The genre and small press magazines are more likely to pay for poems by line or even by word though a fair number also have a set price that they pay . When you get to the small small press, mom and pop magazines run out of the basement of someone’s house it can be a smaller amount paid for a poem. Some of these magazines might only pay in copies and I would never submit anything without at least getting contributor copies. After all, how would you even know they printed your piece unless you had a copy and every writer should be paid. I personally don’t submit unless pay is offered for a poem and I don’t really send my poems anymore to places that offer $2 or $5 but I might. And I do send to some reputable magazines that pay $10/poem.

My reasons might vary with the seasons as to where I send. Some magazines are small and chapbook size  (8.5X11 pages folded in half and stapled usually twice) as this is a simple method for people who do not have the budgets for larger sizes and is a popular small press format. My own chapbook of speculative verse, put out by Kelp Queen Press was of this format.

It used to be that magazines, especially the literary magazines only accepted submissions through the mail.
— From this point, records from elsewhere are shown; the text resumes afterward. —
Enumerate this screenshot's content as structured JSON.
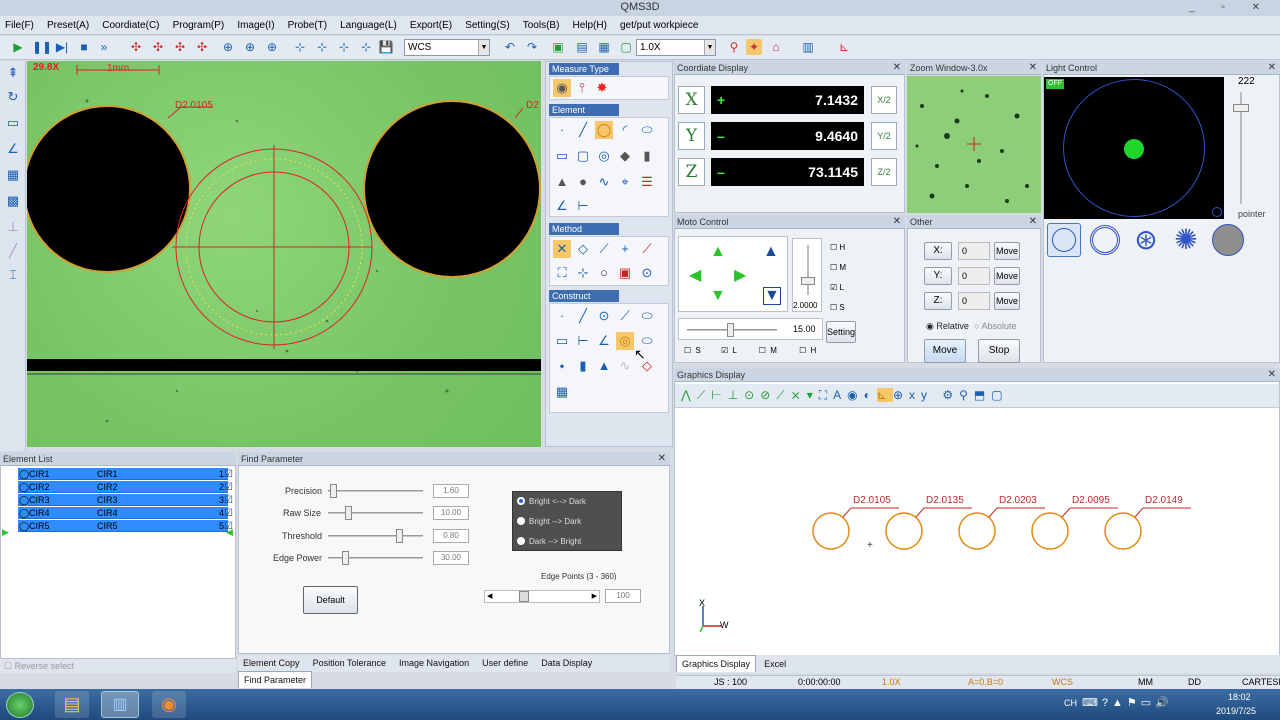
{
  "app": {
    "title": "QMS3D"
  },
  "menu": [
    "File(F)",
    "Preset(A)",
    "Coordiate(C)",
    "Program(P)",
    "Image(I)",
    "Probe(T)",
    "Language(L)",
    "Export(E)",
    "Setting(S)",
    "Tools(B)",
    "Help(H)",
    "get/put workpiece"
  ],
  "toolbar": {
    "coord_system": "WCS",
    "zoom": "1.0X"
  },
  "camera": {
    "magnification": "29.8X",
    "scale": "1mm",
    "label_left": "D2.0105",
    "label_right": "D2"
  },
  "measure_type": {
    "title": "Measure Type"
  },
  "element": {
    "title": "Element"
  },
  "method": {
    "title": "Method"
  },
  "construct": {
    "title": "Construct"
  },
  "coord_display": {
    "title": "Coordiate Display",
    "rows": [
      {
        "axis": "X",
        "sign": "+",
        "value": "7.1432",
        "half": "X/2"
      },
      {
        "axis": "Y",
        "sign": "–",
        "value": "9.4640",
        "half": "Y/2"
      },
      {
        "axis": "Z",
        "sign": "–",
        "value": "73.1145",
        "half": "Z/2"
      }
    ]
  },
  "zoom_window": {
    "title": "Zoom Window-3.0x"
  },
  "light_control": {
    "title": "Light Control",
    "value": "222",
    "off_label": "OFF",
    "pointer_label": "pointer"
  },
  "moto_control": {
    "title": "Moto Control",
    "speed": "2.0000",
    "slider_value": "15.00",
    "setting": "Setting",
    "checks": [
      "H",
      "M",
      "L",
      "S"
    ],
    "bottom_checks": [
      "S",
      "L",
      "M",
      "H"
    ]
  },
  "other": {
    "title": "Other",
    "rows": [
      {
        "label": "X:",
        "value": "0",
        "button": "Move"
      },
      {
        "label": "Y:",
        "value": "0",
        "button": "Move"
      },
      {
        "label": "Z:",
        "value": "0",
        "button": "Move"
      }
    ],
    "relative": "Relative",
    "absolute": "Absolute",
    "move": "Move",
    "stop": "Stop"
  },
  "graphics": {
    "title": "Graphics Display",
    "labels": [
      "D2.0105",
      "D2.0135",
      "D2.0203",
      "D2.0095",
      "D2.0149"
    ],
    "axis_x": "X",
    "axis_w": "W"
  },
  "element_list": {
    "title": "Element List",
    "items": [
      {
        "name": "CIR1",
        "label": "CIR1",
        "num": "1"
      },
      {
        "name": "CIR2",
        "label": "CIR2",
        "num": "2"
      },
      {
        "name": "CIR3",
        "label": "CIR3",
        "num": "3"
      },
      {
        "name": "CIR4",
        "label": "CIR4",
        "num": "4"
      },
      {
        "name": "CIR5",
        "label": "CIR5",
        "num": "5"
      }
    ],
    "reverse_select": "Reverse select"
  },
  "find_param": {
    "title": "Find Parameter",
    "params": [
      {
        "label": "Precision",
        "value": "1.60"
      },
      {
        "label": "Raw Size",
        "value": "10.00"
      },
      {
        "label": "Threshold",
        "value": "0.80"
      },
      {
        "label": "Edge Power",
        "value": "30.00"
      }
    ],
    "default_btn": "Default",
    "options": [
      "Bright <--> Dark",
      "Bright --> Dark",
      "Dark --> Bright"
    ],
    "edge_points_label": "Edge Points (3 - 360)",
    "edge_points_value": "100"
  },
  "bottom_tabs": [
    "Element Copy",
    "Position Tolerance",
    "Image Navigation",
    "User define",
    "Data Display",
    "Find Parameter"
  ],
  "right_tabs": [
    "Graphics Display",
    "Excel"
  ],
  "status": {
    "js": "JS : 100",
    "time": "0:00:00:00",
    "zoom": "1.0X",
    "ab": "A=0,B=0",
    "wcs": "WCS",
    "mm": "MM",
    "dd": "DD",
    "mode": "CARTESI"
  },
  "taskbar": {
    "time": "18:02",
    "date": "2019/7/25",
    "lang": "CH"
  }
}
With the advent of computers in everyone’s home, more people started writing poetry and with email they would send off every little drib and drab set down. Magazines find the quality of the submissions is lower when they come through email, and therefore to discourage every would-be writer, they stuck to the snail mail method where people seem to take more time on their piece before they send. This is changing and many magazines are using the online submission format. You register and log in, uploading your file and adding some notes. You get an email receipt and can track where your submission is in the process and the magazine can track when items were received.

Most magazines ask for 3-5 poems at a time. It’s best to follow those rules and follow their guidelines (many of the college run magazines close for the summer when students are away). As to where to send your work; well it should suit the market you’re aiming for. Whereas genre markets require a particular genre and literary markets require the literary genre, when it comes to poetry there is more leeway. Poetry has often encompassed the mythical and surreal, using metaphor and simile liberally so a poem with angels or even a minotaur will have more chance of being accepted in a literary magazine than a story would. Most magazines have an online presence and may have a sample of the writers they publish. It’s always wise to read through these and get a feel for what they prefer or buy a copy if you can afford it.

OnSpec, Chizine and Neo-Opsis are three English language speculative magazines that accept poetry (I’m afraid I’m not up on the French-Canadian markets). Descant, a literary magazine out of Toronto, is open to some speculative elements. In no particular order, some of the literary magazines in Canada are Malahat Review, The Front, Broken Pencil, Capilano Review, Prism, Prairie Fire, Antigonish Review, Arc, Event, Fiddlehead, Grain. There are just as many if not more in the US and the best place to check for poetry markets is www.duotrope.com. For speculative specific markets www.ralan.com is the place to go.

The biggest part, as I’ve said before, in getting poetry accepted is perseverance; that’s both in writing and rewriting and in submitting. But there are many, many markets (even with the economy slump) and places for sending poetry.